Question
Question: Who amongst the following scientists had no contribution to the development of the double-helix mode...
Who amongst the following scientists had no contribution to the development of the double-helix model for the structure of DNA? ·
A. Rosalind Franklin ·
B. Maurice Wilkins
C. Erwin Chargaff
D. Meselson and Stahl
Solution
DNA is a twofold abandoned helix, with the two strands associated with hydrogen bonds. Bases are constantly matched with Ts, and Cs are constantly combined with Gs, which is predictable with and represents Chargaff's standard. Most DNA twofold helices are correct given; that is, if you somehow managed to hold your correct hand out, with your thumb facing up and your fingers twisted around your thumb, your thumb would speak to the pivot of the helix and your fingers would speak to the sugar-phosphate spine.
Complete answer: Rosalind Franklin alongside Maurice Wilkins delivered the X-beam diffraction information of DNA and Erwin Chargaff proposed through cautious experimentation two guidelines that helped lead to the revelation of the twofold helix structure of DNA called the Chargaff rules.
-Meselson and Stahl didn't have any commitment to the improvement of the twofold helix however were associated with the experimentation of the semi-traditionalist nature of replication of DNA.
-Erwin Chargaff was an Austro-Hungarian-conceived American organic chemist, author, Bucovinian Jew, who emigrated to the United States during the Nazi time and was a teacher of natural chemistry at Columbia University clinical school. Through cautious experimentation, Chargaff found two guidelines that helped lead to the disclosure of the twofold helix structure of DNA.
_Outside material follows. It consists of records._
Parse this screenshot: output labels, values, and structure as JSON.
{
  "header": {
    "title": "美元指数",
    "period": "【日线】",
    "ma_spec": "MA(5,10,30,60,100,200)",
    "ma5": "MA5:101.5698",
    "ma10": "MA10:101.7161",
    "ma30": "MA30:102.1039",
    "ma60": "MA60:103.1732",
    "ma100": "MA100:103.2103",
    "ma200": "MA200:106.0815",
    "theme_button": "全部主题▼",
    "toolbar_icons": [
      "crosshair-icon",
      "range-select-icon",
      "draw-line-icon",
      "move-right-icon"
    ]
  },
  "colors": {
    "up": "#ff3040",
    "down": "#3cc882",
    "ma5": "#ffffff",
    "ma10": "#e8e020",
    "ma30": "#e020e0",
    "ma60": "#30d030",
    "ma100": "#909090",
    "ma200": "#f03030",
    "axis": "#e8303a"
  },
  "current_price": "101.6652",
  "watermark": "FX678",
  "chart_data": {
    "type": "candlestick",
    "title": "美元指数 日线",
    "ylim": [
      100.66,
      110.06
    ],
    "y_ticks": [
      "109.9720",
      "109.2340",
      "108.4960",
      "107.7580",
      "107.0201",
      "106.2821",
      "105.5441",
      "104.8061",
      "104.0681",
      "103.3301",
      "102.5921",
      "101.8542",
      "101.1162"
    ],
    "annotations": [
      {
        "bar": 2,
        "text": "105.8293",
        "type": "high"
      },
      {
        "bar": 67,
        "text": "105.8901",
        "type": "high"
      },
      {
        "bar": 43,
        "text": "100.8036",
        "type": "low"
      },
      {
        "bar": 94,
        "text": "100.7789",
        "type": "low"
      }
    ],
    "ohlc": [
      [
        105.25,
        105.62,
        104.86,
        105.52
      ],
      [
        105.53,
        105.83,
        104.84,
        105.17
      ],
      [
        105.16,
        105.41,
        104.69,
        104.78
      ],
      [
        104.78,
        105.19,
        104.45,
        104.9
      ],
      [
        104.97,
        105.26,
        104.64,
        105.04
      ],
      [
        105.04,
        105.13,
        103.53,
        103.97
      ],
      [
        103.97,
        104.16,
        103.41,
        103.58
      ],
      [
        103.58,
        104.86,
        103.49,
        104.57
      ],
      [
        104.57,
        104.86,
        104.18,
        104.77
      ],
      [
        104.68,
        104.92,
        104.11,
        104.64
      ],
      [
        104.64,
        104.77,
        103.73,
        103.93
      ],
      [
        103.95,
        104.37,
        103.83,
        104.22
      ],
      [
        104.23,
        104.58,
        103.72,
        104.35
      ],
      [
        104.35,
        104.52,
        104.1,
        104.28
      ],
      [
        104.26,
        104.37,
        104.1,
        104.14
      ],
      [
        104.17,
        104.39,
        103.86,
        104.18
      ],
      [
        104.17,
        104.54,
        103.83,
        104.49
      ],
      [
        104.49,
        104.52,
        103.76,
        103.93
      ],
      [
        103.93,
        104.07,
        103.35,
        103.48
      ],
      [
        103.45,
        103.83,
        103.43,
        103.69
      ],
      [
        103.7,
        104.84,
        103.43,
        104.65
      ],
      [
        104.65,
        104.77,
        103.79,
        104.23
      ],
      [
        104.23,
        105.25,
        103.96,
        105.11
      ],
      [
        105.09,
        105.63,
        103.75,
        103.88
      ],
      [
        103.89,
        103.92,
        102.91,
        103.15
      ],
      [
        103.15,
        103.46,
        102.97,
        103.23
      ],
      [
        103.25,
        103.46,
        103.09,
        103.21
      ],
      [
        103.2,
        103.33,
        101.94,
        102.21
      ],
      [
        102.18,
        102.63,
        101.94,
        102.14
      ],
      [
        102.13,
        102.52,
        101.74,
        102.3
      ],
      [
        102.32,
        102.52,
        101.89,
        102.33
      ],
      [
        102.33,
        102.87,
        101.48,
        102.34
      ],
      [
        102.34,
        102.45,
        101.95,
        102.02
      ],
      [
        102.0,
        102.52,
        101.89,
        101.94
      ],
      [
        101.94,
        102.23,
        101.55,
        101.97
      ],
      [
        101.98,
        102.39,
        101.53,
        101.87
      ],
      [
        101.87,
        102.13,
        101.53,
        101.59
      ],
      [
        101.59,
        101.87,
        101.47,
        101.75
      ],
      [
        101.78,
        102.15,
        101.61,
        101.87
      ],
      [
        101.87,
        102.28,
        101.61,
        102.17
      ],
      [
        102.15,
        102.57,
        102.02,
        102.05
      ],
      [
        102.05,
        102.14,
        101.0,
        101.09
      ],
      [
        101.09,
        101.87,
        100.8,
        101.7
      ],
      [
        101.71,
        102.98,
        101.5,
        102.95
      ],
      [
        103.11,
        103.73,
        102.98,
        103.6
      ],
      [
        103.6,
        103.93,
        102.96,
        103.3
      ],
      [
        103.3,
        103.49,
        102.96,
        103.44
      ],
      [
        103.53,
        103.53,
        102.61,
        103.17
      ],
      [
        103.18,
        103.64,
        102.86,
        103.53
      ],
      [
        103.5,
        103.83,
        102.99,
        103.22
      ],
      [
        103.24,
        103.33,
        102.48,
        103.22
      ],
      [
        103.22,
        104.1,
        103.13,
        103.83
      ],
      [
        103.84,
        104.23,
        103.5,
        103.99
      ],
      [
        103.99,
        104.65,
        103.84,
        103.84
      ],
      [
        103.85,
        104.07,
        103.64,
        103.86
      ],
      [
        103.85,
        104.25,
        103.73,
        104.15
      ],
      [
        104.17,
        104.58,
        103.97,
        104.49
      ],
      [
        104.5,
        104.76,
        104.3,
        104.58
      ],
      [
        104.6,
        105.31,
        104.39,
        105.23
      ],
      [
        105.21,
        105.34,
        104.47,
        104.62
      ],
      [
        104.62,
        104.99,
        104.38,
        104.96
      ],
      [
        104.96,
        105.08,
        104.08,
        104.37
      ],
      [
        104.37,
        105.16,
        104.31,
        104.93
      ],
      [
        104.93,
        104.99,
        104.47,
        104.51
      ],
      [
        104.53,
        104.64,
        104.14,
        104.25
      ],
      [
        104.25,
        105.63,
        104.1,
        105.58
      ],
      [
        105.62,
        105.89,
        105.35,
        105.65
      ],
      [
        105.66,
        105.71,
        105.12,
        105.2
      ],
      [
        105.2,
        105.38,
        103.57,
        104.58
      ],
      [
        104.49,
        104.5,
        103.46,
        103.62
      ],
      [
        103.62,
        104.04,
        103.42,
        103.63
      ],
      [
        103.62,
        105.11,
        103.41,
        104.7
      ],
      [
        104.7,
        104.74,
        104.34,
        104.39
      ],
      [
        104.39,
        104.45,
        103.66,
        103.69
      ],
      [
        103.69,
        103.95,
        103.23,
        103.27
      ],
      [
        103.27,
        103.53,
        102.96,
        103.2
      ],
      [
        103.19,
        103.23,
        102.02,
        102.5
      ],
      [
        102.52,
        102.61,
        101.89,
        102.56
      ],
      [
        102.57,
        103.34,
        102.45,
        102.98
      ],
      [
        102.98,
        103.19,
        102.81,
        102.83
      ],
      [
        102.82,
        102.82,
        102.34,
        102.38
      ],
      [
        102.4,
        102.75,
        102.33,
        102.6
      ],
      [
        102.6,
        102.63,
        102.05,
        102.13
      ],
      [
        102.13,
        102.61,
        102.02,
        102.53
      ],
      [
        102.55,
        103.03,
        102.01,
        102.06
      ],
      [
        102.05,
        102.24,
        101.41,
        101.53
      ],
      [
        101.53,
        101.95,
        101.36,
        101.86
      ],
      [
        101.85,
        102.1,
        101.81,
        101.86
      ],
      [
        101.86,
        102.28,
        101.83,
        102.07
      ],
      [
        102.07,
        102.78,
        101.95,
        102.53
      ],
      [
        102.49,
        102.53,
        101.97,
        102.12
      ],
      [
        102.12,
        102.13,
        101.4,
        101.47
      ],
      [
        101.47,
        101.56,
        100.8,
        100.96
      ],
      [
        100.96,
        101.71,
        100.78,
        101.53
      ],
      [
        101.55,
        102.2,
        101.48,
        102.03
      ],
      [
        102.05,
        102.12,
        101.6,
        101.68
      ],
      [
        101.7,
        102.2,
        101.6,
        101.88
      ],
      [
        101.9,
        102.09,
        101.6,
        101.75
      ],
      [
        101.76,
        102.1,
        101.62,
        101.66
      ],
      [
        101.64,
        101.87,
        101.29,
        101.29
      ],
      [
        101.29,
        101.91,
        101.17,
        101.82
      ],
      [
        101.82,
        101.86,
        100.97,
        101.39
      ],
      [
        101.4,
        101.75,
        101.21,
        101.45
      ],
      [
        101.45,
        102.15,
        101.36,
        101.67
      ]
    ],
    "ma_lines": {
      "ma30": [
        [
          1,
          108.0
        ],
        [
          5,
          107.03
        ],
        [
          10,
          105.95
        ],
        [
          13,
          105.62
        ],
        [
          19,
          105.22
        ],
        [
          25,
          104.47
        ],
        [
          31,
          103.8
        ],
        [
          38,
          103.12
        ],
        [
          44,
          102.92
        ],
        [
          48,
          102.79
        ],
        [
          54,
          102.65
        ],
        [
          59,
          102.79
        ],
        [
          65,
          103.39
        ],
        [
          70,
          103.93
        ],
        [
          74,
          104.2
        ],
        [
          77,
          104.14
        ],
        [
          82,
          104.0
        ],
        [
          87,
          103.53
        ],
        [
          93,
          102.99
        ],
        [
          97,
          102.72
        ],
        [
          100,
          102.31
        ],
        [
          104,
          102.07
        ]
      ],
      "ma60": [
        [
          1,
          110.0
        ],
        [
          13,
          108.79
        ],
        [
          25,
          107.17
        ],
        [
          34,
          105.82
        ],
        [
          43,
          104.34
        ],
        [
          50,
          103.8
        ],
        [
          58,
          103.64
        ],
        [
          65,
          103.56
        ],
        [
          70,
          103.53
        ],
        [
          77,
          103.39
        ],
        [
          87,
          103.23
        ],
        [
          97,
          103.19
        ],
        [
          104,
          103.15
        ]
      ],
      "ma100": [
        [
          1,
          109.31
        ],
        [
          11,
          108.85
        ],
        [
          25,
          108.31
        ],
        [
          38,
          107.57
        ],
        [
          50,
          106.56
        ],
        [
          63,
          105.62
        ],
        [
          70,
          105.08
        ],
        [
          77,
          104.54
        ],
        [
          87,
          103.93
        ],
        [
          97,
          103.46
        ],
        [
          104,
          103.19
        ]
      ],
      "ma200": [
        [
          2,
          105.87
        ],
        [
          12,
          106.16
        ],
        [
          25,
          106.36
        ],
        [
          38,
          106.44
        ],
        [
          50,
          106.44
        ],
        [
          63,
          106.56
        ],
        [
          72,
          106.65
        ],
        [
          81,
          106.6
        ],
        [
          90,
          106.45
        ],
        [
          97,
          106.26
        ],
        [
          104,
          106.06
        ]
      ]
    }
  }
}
-Maurice in 1958 upheld Watson and Crick's theory that DNA replication was semiconservative.
Hence, option D is correct.
Note: Twofold helix is the depiction of the structure of a DNA particle. A DNA atom comprises two strands that breeze around one another like a curved stepping stool. Each strand has a spine made of exchanging gatherings of sugar (deoxyribose) and phosphate gatherings. Appended to each sugar is one of four bases: adenine (A), cytosine (C), guanine (G), or thymine (T). The two strands are held together by connections between the bases, adenine shaping a base pair with thymine, and cytosine framing a base pair with guanine.